The immediate outcome of this is that there will be two further days of strike action: 27 April 2 and 2 May. Adding to this, NEU Conference today passed a motion to increase this to 5 days. This clearly reflects a more combative mood amongst the NEU teachers. This will doubtless be reflected in more picket lines on those strike days as the confidence and self-activity of the school NEU groups has grown over the strikes. In many districts of the NEU strike committees have been established, meeting regularly to talk through ways to extend the action, to support each other and to publicise our actions.

This action by NEU teachers is not only about pay, but also about raising the level of funding for the education sector as well as the conditions we are asked to work under. The majority of teachers are working a 60+ hour week which leaves little time for families or socialising. The government’s proposal of trying to reduce this by 5 hours a week sometime in the future will not really change much for teachers and shows just how out of touch with the education system they really are.

The intransigence of the government in the face of the biggest funding crisis the education sector has faced is forcing the headteacher unions to seriously consider their positions. Today, the Association of School and College Leaders (ASCL), a union mainly for secondary head teachers, announced the results of their consultation with their members. 56% of their members voted and 87% voted to reject the Government’s pay offer. This is an amazing result for the ASCL and shows that the NEU position is not an isolated stand from a dogmatic group but has the support of the majority of teachers. Other teacher unions, such as the National Association of Schoolteachers/Union of Women Teachers (NAS/UWT) and the National Association of Headteachers (NAHT) will announce the results of their consultations later this week. The expectation is that the NAHT, made up mainly of primary school headteachers, will also vote to reject the pay offer. The vote in the NAS/UWT is less certain.
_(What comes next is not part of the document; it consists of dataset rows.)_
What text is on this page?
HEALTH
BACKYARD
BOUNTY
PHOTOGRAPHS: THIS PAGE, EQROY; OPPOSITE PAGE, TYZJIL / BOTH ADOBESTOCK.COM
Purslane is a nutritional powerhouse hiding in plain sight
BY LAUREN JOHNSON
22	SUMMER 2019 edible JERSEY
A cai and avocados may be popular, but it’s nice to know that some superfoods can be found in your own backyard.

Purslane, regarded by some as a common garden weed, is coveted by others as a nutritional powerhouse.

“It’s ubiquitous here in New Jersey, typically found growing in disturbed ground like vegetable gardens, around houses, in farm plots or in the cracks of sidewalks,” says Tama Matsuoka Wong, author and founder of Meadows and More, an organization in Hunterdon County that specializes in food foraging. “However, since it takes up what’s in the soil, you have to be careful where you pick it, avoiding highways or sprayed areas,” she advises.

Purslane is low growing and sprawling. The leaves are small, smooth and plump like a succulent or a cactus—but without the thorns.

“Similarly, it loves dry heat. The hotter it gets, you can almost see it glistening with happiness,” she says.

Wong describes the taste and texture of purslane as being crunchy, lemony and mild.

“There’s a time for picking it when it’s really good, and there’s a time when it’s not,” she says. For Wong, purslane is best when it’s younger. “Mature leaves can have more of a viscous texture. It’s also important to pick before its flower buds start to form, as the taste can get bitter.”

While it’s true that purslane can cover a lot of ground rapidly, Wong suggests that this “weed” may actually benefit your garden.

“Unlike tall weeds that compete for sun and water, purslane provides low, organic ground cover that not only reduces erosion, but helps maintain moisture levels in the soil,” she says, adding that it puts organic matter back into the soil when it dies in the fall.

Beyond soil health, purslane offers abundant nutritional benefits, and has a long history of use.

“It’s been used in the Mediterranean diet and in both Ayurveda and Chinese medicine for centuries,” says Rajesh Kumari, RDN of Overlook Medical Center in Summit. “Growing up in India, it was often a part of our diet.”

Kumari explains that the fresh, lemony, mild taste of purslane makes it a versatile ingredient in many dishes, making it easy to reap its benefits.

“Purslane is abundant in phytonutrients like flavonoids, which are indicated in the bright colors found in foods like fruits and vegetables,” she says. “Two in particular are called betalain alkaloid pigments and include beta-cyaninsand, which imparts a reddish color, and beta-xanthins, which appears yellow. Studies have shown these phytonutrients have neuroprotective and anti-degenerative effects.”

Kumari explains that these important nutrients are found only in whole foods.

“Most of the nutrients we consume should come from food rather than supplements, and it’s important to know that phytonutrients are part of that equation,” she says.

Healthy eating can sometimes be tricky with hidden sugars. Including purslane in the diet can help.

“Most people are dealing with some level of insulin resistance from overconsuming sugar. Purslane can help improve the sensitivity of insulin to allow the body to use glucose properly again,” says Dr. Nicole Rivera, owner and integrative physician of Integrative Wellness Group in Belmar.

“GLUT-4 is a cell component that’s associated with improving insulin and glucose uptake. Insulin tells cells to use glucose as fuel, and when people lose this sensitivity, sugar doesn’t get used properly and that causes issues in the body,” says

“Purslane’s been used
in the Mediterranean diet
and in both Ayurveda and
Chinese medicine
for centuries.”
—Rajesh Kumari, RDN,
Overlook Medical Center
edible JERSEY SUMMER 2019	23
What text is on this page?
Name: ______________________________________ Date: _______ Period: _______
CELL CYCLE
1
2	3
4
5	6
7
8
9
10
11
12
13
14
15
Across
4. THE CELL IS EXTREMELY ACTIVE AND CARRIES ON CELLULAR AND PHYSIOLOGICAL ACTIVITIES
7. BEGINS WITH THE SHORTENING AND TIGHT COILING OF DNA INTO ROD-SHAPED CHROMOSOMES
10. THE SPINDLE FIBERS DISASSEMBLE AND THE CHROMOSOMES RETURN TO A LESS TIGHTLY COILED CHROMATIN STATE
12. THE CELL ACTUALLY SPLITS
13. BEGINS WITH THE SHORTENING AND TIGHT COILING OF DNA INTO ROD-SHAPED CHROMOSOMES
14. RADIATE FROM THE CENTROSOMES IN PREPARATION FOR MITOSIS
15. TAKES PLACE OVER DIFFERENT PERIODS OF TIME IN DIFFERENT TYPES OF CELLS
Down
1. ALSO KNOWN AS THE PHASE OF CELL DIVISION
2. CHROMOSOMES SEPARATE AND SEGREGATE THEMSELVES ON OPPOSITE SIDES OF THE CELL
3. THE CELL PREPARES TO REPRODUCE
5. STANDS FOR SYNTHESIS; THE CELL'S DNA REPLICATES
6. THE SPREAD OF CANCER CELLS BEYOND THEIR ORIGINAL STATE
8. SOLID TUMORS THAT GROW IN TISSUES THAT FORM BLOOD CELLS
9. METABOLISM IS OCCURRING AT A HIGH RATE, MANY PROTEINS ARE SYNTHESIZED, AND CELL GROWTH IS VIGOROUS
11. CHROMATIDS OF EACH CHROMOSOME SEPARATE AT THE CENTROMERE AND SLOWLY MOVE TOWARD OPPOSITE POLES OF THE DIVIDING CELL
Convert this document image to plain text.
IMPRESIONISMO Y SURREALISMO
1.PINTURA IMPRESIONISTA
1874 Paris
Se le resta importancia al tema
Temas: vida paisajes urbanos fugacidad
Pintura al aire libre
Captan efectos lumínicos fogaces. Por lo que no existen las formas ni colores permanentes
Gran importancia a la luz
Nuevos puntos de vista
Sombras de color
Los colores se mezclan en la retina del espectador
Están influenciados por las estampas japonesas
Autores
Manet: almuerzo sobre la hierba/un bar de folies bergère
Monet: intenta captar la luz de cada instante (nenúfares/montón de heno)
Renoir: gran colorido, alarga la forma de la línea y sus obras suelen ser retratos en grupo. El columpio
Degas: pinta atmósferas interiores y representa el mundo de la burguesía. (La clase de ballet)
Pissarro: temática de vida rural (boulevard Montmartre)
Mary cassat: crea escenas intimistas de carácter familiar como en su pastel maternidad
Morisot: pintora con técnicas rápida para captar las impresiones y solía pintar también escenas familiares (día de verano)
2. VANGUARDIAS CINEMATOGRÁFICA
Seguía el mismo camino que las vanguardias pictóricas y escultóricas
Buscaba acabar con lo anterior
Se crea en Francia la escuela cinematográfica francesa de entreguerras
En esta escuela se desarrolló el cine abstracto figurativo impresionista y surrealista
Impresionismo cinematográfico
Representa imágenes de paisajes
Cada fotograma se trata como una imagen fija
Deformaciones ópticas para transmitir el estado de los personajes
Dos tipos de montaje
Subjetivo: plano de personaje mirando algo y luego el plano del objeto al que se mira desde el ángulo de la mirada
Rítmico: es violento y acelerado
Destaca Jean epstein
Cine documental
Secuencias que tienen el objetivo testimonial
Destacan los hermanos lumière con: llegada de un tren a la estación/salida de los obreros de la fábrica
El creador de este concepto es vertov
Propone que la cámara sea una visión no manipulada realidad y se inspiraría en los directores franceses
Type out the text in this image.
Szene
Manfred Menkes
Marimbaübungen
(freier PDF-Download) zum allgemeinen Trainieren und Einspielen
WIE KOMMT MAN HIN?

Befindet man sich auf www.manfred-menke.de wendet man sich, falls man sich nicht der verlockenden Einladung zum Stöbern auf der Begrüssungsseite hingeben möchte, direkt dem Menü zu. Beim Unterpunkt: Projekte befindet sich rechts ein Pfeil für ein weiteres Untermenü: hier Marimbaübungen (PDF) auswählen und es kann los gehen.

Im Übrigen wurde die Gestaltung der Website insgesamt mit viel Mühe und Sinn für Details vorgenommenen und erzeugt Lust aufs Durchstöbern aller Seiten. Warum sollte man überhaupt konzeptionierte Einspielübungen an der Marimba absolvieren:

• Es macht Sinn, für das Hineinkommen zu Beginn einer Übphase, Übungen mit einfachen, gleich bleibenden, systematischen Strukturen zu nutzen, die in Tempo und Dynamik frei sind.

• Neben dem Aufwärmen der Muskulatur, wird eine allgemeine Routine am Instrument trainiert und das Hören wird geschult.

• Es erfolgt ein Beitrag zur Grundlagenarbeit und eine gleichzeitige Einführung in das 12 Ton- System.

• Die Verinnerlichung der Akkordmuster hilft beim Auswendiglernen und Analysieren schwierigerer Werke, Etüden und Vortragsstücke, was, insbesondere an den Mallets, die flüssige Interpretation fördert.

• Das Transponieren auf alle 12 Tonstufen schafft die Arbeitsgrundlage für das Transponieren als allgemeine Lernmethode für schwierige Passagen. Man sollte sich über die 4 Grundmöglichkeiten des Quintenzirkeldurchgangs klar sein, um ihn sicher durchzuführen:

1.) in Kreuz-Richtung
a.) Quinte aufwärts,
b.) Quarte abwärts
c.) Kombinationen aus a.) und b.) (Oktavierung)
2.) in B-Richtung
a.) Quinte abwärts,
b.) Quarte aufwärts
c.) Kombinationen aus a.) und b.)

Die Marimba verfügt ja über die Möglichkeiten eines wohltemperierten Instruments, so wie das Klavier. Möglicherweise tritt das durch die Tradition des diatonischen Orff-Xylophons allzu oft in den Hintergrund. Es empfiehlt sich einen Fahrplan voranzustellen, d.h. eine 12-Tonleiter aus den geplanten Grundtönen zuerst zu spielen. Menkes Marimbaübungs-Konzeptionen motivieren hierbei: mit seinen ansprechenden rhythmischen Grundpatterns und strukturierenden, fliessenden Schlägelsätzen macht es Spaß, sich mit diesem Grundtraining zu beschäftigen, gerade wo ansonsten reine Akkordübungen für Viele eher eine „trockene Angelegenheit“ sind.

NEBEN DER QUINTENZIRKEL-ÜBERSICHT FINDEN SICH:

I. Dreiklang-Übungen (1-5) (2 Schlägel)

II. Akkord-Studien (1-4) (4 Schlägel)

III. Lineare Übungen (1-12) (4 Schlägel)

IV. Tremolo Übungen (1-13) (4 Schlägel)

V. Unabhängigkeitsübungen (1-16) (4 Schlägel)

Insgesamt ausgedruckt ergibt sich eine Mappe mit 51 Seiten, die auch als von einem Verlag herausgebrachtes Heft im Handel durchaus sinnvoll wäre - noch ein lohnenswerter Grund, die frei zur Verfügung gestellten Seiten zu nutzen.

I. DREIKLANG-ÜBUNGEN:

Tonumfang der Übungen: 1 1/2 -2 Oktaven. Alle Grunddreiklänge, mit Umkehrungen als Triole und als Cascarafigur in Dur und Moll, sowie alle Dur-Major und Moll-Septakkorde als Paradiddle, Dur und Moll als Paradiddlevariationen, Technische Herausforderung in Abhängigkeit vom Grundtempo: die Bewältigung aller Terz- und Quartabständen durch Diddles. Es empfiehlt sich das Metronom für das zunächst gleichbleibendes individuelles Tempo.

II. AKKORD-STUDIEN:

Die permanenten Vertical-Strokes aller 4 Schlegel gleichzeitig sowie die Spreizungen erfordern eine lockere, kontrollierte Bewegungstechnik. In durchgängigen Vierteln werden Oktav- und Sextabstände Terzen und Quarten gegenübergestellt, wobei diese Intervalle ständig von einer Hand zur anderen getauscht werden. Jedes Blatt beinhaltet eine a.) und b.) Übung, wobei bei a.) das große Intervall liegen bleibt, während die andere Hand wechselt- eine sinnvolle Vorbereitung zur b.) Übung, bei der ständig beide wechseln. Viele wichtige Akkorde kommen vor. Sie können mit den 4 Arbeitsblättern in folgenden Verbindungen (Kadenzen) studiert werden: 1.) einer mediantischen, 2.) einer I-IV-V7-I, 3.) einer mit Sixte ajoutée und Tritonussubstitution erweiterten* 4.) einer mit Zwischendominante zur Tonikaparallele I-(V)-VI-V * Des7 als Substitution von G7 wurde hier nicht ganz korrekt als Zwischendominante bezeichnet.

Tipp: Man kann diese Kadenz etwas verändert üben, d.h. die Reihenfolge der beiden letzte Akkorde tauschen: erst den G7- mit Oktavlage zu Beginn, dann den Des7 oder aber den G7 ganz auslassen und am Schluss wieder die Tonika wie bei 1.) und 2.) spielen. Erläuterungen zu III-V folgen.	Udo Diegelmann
Education funding crisis fuels teachers’ campaign for better pay and conditions

Clearly, this is not just a campaign for a better pay settlement, important as that may be. What is pushing the NEU and the Headteacher unions is the failure of the government to respond to the funding needs of schools and colleges. Already some schools and colleges have been looking at making teacher assistants (TAs), and in some cases teachers, redundant because they cannot balance their finances in any other way.

 In the projections from many local authorities about the next financial year many schools are already facing a deficit. They have no more reserves to draw upon. Although the Government has slightly increased the education budget, forcing schools and colleges to pay for the majority of last year’s pay award and declaring their intention of making schools pay for any award this year, will push many more schools into setting deficit budgets.

In some areas, the expectation is that 40% of schools will be producing deficit budgets. This is an unsustainable position for schools and colleges, as well as Local Authorities. The only way out of this crisis is for education workers to force a serious increase in the education budget and  fully funded  pay awards.

In schools and colleges, this combative mood amongst teachers will also have an effect on the support staff – the lowest paid section of the education workforce. Already schools and colleges are finding great difficulties in recruiting such staff. Many are leaving for better paid jobs in local supermarkets etc. One effect of this is that many students with special needs do not get the support they should have in lessons.

Traditionally the support staff have been represented by the GMB and Unison but a large proportion of support staff are not unionised as they feel that these unions do not do much to support them. Without any recruitment campaign, tens of thousands of support staff have joined the NEU with the expectation that the NEU will actively represent them.

The decisions of the University and College Union (UCU), the Junior doctors and the PCS to also continue their strikes allows for the possibility of co-ordination at a national and regional level as well as the possibility of joint activity locally. This could lay the basis for local campaigns to defend the public services.